80 MHz Cortex-M4F with FPU — what it means for the control loop
The TM4C123GH6PMT7 runs a single-core ARM Cortex-M4F at 80 MHz, which puts it in the sweet spot for real-time control loops that need a hardware FPU for sensor fusion or PID math without a dedicated DSP coprocessor. 256 KB of Flash and 32 KB SRAM are enough for a moderate firmware stack — think motor-drive commutation, USB CDC/ HID device firmware, or a CANopen node with a handful of PDOs. The 2 KB EEPROM emulation space covers calibration constants or boot-count logging without wearing the Flash.

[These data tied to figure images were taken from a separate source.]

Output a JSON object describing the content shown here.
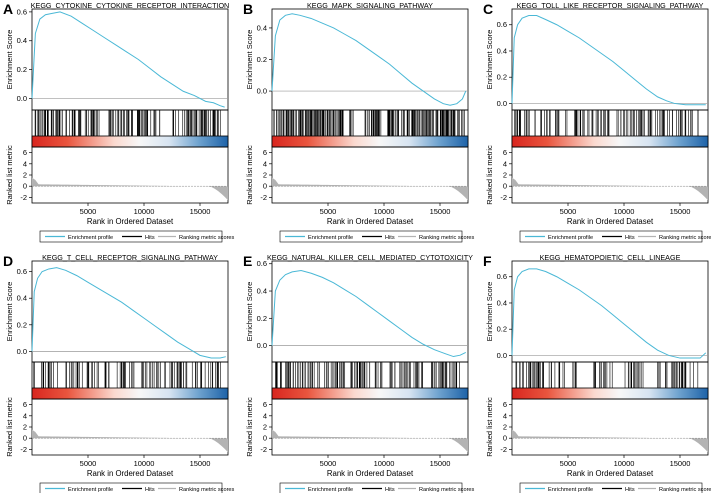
{
  "chart_data": [
    {
      "type": "line",
      "panel_letter": "A",
      "title": "KEGG_CYTOKINE_CYTOKINE_RECEPTOR_INTERACTION",
      "xlabel": "Rank in Ordered Dataset",
      "ylabel": "Enrichment Score",
      "ylabel_metric": "Ranked list metric",
      "xlim": [
        0,
        17500
      ],
      "ylim": [
        -0.08,
        0.62
      ],
      "x_ticks": [
        5000,
        10000,
        15000
      ],
      "y_ticks": [
        0.0,
        0.2,
        0.4,
        0.6
      ],
      "metric_ylim": [
        -3,
        7
      ],
      "metric_ticks": [
        6,
        4,
        2,
        0,
        -2
      ],
      "es_curve": {
        "x": [
          0,
          300,
          700,
          1200,
          1800,
          2500,
          3500,
          4500,
          5500,
          6500,
          7500,
          8500,
          9500,
          10500,
          11500,
          12500,
          13500,
          14500,
          15500,
          16200,
          16800,
          17200
        ],
        "y": [
          0.0,
          0.45,
          0.55,
          0.58,
          0.59,
          0.6,
          0.57,
          0.52,
          0.47,
          0.42,
          0.37,
          0.32,
          0.27,
          0.21,
          0.15,
          0.1,
          0.05,
          0.02,
          -0.02,
          -0.03,
          -0.05,
          -0.06
        ]
      },
      "hits_ranges": [
        [
          100,
          6000
        ],
        [
          6800,
          9000
        ],
        [
          9400,
          11500
        ],
        [
          12500,
          16900
        ]
      ],
      "hits_count": 170,
      "metric_ranked_max": 1.5,
      "metric_ranked_min": -2.5
    },
    {
      "type": "line",
      "panel_letter": "B",
      "title": "KEGG_MAPK_SIGNALING_PATHWAY",
      "xlabel": "Rank in Ordered Dataset",
      "ylabel": "Enrichment Score",
      "ylabel_metric": "Ranked list metric",
      "xlim": [
        0,
        17500
      ],
      "ylim": [
        -0.12,
        0.52
      ],
      "x_ticks": [
        5000,
        10000,
        15000
      ],
      "y_ticks": [
        0.0,
        0.2,
        0.4
      ],
      "metric_ylim": [
        -3,
        7
      ],
      "metric_ticks": [
        6,
        4,
        2,
        0,
        -2
      ],
      "es_curve": {
        "x": [
          0,
          300,
          700,
          1200,
          1800,
          2500,
          3500,
          4500,
          5500,
          6500,
          7500,
          8500,
          9500,
          10500,
          11500,
          12500,
          13500,
          14500,
          15300,
          15900,
          16500,
          17000,
          17300
        ],
        "y": [
          0.0,
          0.35,
          0.45,
          0.48,
          0.49,
          0.48,
          0.46,
          0.43,
          0.4,
          0.36,
          0.32,
          0.27,
          0.22,
          0.17,
          0.11,
          0.05,
          0.0,
          -0.05,
          -0.08,
          -0.09,
          -0.08,
          -0.05,
          0.0
        ]
      },
      "hits_ranges": [
        [
          100,
          7500
        ],
        [
          8300,
          9800
        ],
        [
          10000,
          17300
        ]
      ],
      "hits_count": 260,
      "metric_ranked_max": 1.5,
      "metric_ranked_min": -2.5
    },
    {
      "type": "line",
      "panel_letter": "C",
      "title": "KEGG_TOLL_LIKE_RECEPTOR_SIGNALING_PATHWAY",
      "xlabel": "Rank in Ordered Dataset",
      "ylabel": "Enrichment Score",
      "ylabel_metric": "Ranked list metric",
      "xlim": [
        0,
        17500
      ],
      "ylim": [
        -0.05,
        0.72
      ],
      "x_ticks": [
        5000,
        10000,
        15000
      ],
      "y_ticks": [
        0.0,
        0.2,
        0.4,
        0.6
      ],
      "metric_ylim": [
        -3,
        7
      ],
      "metric_ticks": [
        6,
        4,
        2,
        0,
        -2
      ],
      "es_curve": {
        "x": [
          0,
          200,
          500,
          900,
          1500,
          2200,
          3000,
          4000,
          5000,
          6000,
          7000,
          8000,
          9000,
          10000,
          11000,
          12000,
          13000,
          13800,
          14500,
          15500,
          16500,
          17300
        ],
        "y": [
          0.0,
          0.5,
          0.6,
          0.65,
          0.67,
          0.67,
          0.64,
          0.6,
          0.55,
          0.5,
          0.44,
          0.38,
          0.32,
          0.25,
          0.18,
          0.11,
          0.05,
          0.02,
          0.0,
          -0.01,
          -0.01,
          -0.01
        ]
      },
      "hits_ranges": [
        [
          100,
          3500
        ],
        [
          3800,
          4500
        ],
        [
          4700,
          9000
        ],
        [
          9300,
          17000
        ]
      ],
      "hits_count": 120,
      "metric_ranked_max": 1.5,
      "metric_ranked_min": -2.5
    },
    {
      "type": "line",
      "panel_letter": "D",
      "title": "KEGG_T_CELL_RECEPTOR_SIGNALING_PATHWAY",
      "xlabel": "Rank in Ordered Dataset",
      "ylabel": "Enrichment Score",
      "ylabel_metric": "Ranked list metric",
      "xlim": [
        0,
        17500
      ],
      "ylim": [
        -0.08,
        0.68
      ],
      "x_ticks": [
        5000,
        10000,
        15000
      ],
      "y_ticks": [
        0.0,
        0.2,
        0.4,
        0.6
      ],
      "metric_ylim": [
        -3,
        7
      ],
      "metric_ticks": [
        6,
        4,
        2,
        0,
        -2
      ],
      "es_curve": {
        "x": [
          0,
          200,
          500,
          900,
          1500,
          2200,
          3000,
          4000,
          5000,
          6000,
          7000,
          8000,
          9000,
          10000,
          11000,
          12000,
          13000,
          14000,
          15000,
          16000,
          16800,
          17300
        ],
        "y": [
          0.0,
          0.45,
          0.55,
          0.6,
          0.62,
          0.63,
          0.61,
          0.57,
          0.52,
          0.47,
          0.42,
          0.37,
          0.31,
          0.25,
          0.19,
          0.13,
          0.07,
          0.02,
          -0.03,
          -0.05,
          -0.05,
          -0.04
        ]
      },
      "hits_ranges": [
        [
          100,
          2500
        ],
        [
          3000,
          6000
        ],
        [
          6500,
          9200
        ],
        [
          9800,
          12000
        ],
        [
          12300,
          17000
        ]
      ],
      "hits_count": 110,
      "metric_ranked_max": 1.5,
      "metric_ranked_min": -2.5
    },
    {
      "type": "line",
      "panel_letter": "E",
      "title": "KEGG_NATURAL_KILLER_CELL_MEDIATED_CYTOTOXICITY",
      "xlabel": "Rank in Ordered Dataset",
      "ylabel": "Enrichment Score",
      "ylabel_metric": "Ranked list metric",
      "xlim": [
        0,
        17500
      ],
      "ylim": [
        -0.12,
        0.62
      ],
      "x_ticks": [
        5000,
        10000,
        15000
      ],
      "y_ticks": [
        0.0,
        0.2,
        0.4,
        0.6
      ],
      "metric_ylim": [
        -3,
        7
      ],
      "metric_ticks": [
        6,
        4,
        2,
        0,
        -2
      ],
      "es_curve": {
        "x": [
          0,
          300,
          700,
          1200,
          1800,
          2600,
          3500,
          4500,
          5500,
          6500,
          7500,
          8500,
          9500,
          10500,
          11500,
          12500,
          13500,
          14500,
          15500,
          16200,
          16800,
          17300
        ],
        "y": [
          0.0,
          0.4,
          0.48,
          0.52,
          0.54,
          0.55,
          0.53,
          0.5,
          0.46,
          0.41,
          0.36,
          0.3,
          0.24,
          0.18,
          0.12,
          0.06,
          0.01,
          -0.03,
          -0.06,
          -0.08,
          -0.07,
          -0.05
        ]
      },
      "hits_ranges": [
        [
          100,
          6500
        ],
        [
          7000,
          10000
        ],
        [
          10500,
          13500
        ],
        [
          13900,
          17000
        ]
      ],
      "hits_count": 140,
      "metric_ranked_max": 1.5,
      "metric_ranked_min": -2.5
    },
    {
      "type": "line",
      "panel_letter": "F",
      "title": "KEGG_HEMATOPOIETIC_CELL_LINEAGE",
      "xlabel": "Rank in Ordered Dataset",
      "ylabel": "Enrichment Score",
      "ylabel_metric": "Ranked list metric",
      "xlim": [
        0,
        17500
      ],
      "ylim": [
        -0.05,
        0.72
      ],
      "x_ticks": [
        5000,
        10000,
        15000
      ],
      "y_ticks": [
        0.0,
        0.2,
        0.4,
        0.6
      ],
      "metric_ylim": [
        -3,
        7
      ],
      "metric_ticks": [
        6,
        4,
        2,
        0,
        -2
      ],
      "es_curve": {
        "x": [
          0,
          200,
          500,
          900,
          1500,
          2200,
          3000,
          4000,
          5000,
          6000,
          7000,
          8000,
          9000,
          10000,
          11000,
          12000,
          13000,
          14000,
          15000,
          16000,
          16800,
          17300
        ],
        "y": [
          0.0,
          0.5,
          0.6,
          0.64,
          0.66,
          0.66,
          0.64,
          0.6,
          0.55,
          0.5,
          0.44,
          0.38,
          0.31,
          0.24,
          0.17,
          0.1,
          0.04,
          0.0,
          -0.02,
          -0.02,
          -0.02,
          0.02
        ]
      },
      "hits_ranges": [
        [
          100,
          4800
        ],
        [
          5400,
          6000
        ],
        [
          7000,
          9000
        ],
        [
          10000,
          12000
        ],
        [
          13000,
          16800
        ]
      ],
      "hits_count": 100,
      "metric_ranked_max": 1.5,
      "metric_ranked_min": -2.5
    }
  ],
  "legend": {
    "enrichment_profile": "Enrichment profile",
    "hits": "Hits",
    "ranking_metric_scores": "Ranking metric scores"
  },
  "colors": {
    "es_line": "#4ab8d6",
    "hits": "#000000",
    "metric_fill": "#b3b3b3",
    "zero_line": "#9a9a9a",
    "gradient_red": "#d8261f",
    "gradient_mid": "#f7f7f7",
    "gradient_blue": "#1d62a8"
  }
}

Connectivity and I/O — CAN plus USB OTG on one die
This MCU carries a CAN 2.0 A/B controller, a USB OTG (host/device) port, plus I²C, SPI, SSI, UART/USART, IrDA, Microwire, and QEI. That combination makes it a natural fit for a gateway bridging a CAN-based fieldbus to a USB host (e.g., a tablet for HMI logging) or for a motion controller reading a quadrature encoder over QEI while streaming data over Ethernet-less UART. The 12-bit ADC with 12 channels covers analog feedback on a three-phase motor driver plus a few thermistors.